Irlande du NordAprès la victoire du Sinn Fein, Londres appelle à l’union
Après la victoire historique du Sinn Fein en Irlande du Nord, Londres a appelé dimanche nationalistes et unionistes à s’unir dans un exécutif local pour assurer la «stabilité» de la province britannique, alors que plane le risque de paralysie politique sur fond de Brexit.
Partisan d’une réunification avec la République d’Irlande, le Sinn Fein est devenu le premier parti nord-irlandais après un scrutin organisé jeudi, décrochant 27 sièges sur 90 à l’Assemblée locale, contre 25 pour les unionistes du DUP, viscéralement attachés à l’union avec la Grande-Bretagne.
Ces derniers menacent de boycotter un nouvel exécutif local, qui doit être codirigé par les nationalistes et unionistes en vertu de l’accord de paix du Vendredi-Saint conclu en 1998, si leurs exigences sur le Brexit ne sont pas satisfaites. «Avant tout, ce que nous voulons voir (…), c’est de la stabilité», a déclaré dimanche le vice-Premier ministre britannique, Dominic Raab, sur Sky News. «Nous voulons voir un exécutif être formé» et «les partis s’unir pour fournir cette stabilité aux gens».
Avant de rencontrer les dirigeants des partis locaux lundi, le ministre britannique chargé de la province, Brandon Lewis, a aussi estimé sur la BBC qu’il s’agissait d’un «moment important pour montrer que tout le monde peut travailler ensemble».
La victoire du Sinn Fein, à même de refaçonner le Royaume-Uni, permet à l’ex-vitrine politique du groupe paramilitaire Armée républicaine irlandaise (IRA) de nommer une Première ministre locale, Michelle O’Neill, pour la première fois en 100 ans d’histoire d’une province où le Brexit a ravivé les tensions.

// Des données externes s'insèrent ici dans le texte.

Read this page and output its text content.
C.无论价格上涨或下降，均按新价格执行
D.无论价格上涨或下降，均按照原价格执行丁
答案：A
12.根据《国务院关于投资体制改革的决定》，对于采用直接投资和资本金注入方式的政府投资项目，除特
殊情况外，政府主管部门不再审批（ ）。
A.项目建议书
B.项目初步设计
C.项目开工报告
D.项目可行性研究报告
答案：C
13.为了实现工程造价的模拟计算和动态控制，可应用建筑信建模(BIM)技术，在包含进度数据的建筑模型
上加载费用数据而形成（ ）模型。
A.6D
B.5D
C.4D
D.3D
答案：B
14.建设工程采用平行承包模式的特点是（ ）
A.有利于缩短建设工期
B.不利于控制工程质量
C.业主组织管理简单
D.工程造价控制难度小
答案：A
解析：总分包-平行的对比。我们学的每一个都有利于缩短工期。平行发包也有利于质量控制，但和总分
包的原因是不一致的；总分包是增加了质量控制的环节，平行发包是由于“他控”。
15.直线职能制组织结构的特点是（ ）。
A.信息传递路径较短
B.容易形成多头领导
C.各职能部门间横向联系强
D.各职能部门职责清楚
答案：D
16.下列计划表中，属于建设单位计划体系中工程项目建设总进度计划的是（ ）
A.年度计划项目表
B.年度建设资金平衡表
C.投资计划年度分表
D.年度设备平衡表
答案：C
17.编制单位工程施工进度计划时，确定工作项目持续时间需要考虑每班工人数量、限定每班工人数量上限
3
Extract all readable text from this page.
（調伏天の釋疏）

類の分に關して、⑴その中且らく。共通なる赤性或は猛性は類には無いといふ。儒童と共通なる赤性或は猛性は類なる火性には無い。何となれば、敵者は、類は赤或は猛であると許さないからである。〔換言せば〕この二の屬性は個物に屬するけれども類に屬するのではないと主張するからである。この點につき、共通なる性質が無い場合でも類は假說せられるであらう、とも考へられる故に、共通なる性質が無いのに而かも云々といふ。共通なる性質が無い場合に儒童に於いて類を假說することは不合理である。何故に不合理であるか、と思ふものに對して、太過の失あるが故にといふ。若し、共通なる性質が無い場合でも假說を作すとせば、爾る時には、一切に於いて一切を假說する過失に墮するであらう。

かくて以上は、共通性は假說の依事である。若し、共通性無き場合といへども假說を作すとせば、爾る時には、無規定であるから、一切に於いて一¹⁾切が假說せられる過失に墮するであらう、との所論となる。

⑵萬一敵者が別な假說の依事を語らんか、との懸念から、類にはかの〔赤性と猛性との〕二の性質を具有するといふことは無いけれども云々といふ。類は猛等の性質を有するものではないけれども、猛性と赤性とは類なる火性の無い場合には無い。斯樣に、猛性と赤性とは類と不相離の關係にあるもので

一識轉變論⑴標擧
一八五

Celle-ci a salué l’entrée dans «une nouvelle ère» pour l’Irlande du Nord, marquée par l’instabilité politique, promettant de la diriger en dépassant les divisions.
Stabilité «en péril»
Mais les négociations en vue de la formation d’un gouvernement s’annoncent ardues. Car arrivé deuxième après des décennies de domination unioniste, le DUP – à qui revient le poste de vice-Premier ministre – refuse de rejoindre un gouvernement tant que resteront en place les contrôles douaniers post-Brexit, qui menacent selon lui l’intégrité du Royaume-Uni. Il a pressé Londres d’agir pour les supprimer.
«Il est clair aussi que cette stabilité est mise en péril par les problèmes (générés par) le protocole nord-irlandais», a abondé Dominic Raab. Il a réitéré la volonté de son gouvernement de renégocier ce texte approuvé par Londres et l’Union européenne, qui confère un statut spécial à la province en la maintenant dans le marché unique et l’union douanière européens. Il s’agit d’éviter le retour d’une frontière dure avec l’Irlande pour réserver la paix.
Alors que Bruxelles refuse, ne proposant que des aménagements, le vice-Premier ministre a dit privilégier la négociation, mais n’a pas exclu que Londres agisse unilatéralement pour protéger les échanges commerciaux entre l’Irlande du Nord et la Grande-Bretagne ainsi que «l’intégrité constitutionnelle» du Royaume-Uni. Dublin et Washington ont également appelé les responsables politiques nord-irlandais à partager le pouvoir.
24 semaines pour s’entendre
Le Sinn Fein et le DUP ont 24 semaines pour trouver un terrain d’entente. À défaut, une nouvelle élection devra être organisée. «On peut facilement imaginer tout le monde prendre la totalité de ces six mois pour négocier», souligne Katy Hayward, professeur de sociologie politique à la Queen’s University de Belfast, interrogée par l’AFP. «Mais vu l’urgence des crises du coût de la vie et du système de santé, il faut qu’un exécutif soit formé, et on pourra penser après à de plus grands ajustements à l’accord du Vendredi-Saint», ajoute-t-elle.
Même si Michelle O’Neill a appelé à un «débat sain» sur l’avenir de l’Irlande du Nord et que son parti ambitionne un référendum sur la réunification dans les cinq ans, elle a estimé que le nouvel exécutif devait s’attaquer en priorité à l’envolée du coût de la vie, après avoir fait campagne en ce sens.
Dominic Raab a lui souligné que 58% des électeurs avaient soutenu des partis favorables à l’union avec le Royaume-Uni ou au statu quo. «Le succès du Sinn Fein profite de la faiblesse de l’unionisme (…) Il ne représente pas un changement radical des opinions en Irlande du Nord en faveur de la réunification», analyse Katy Hayward.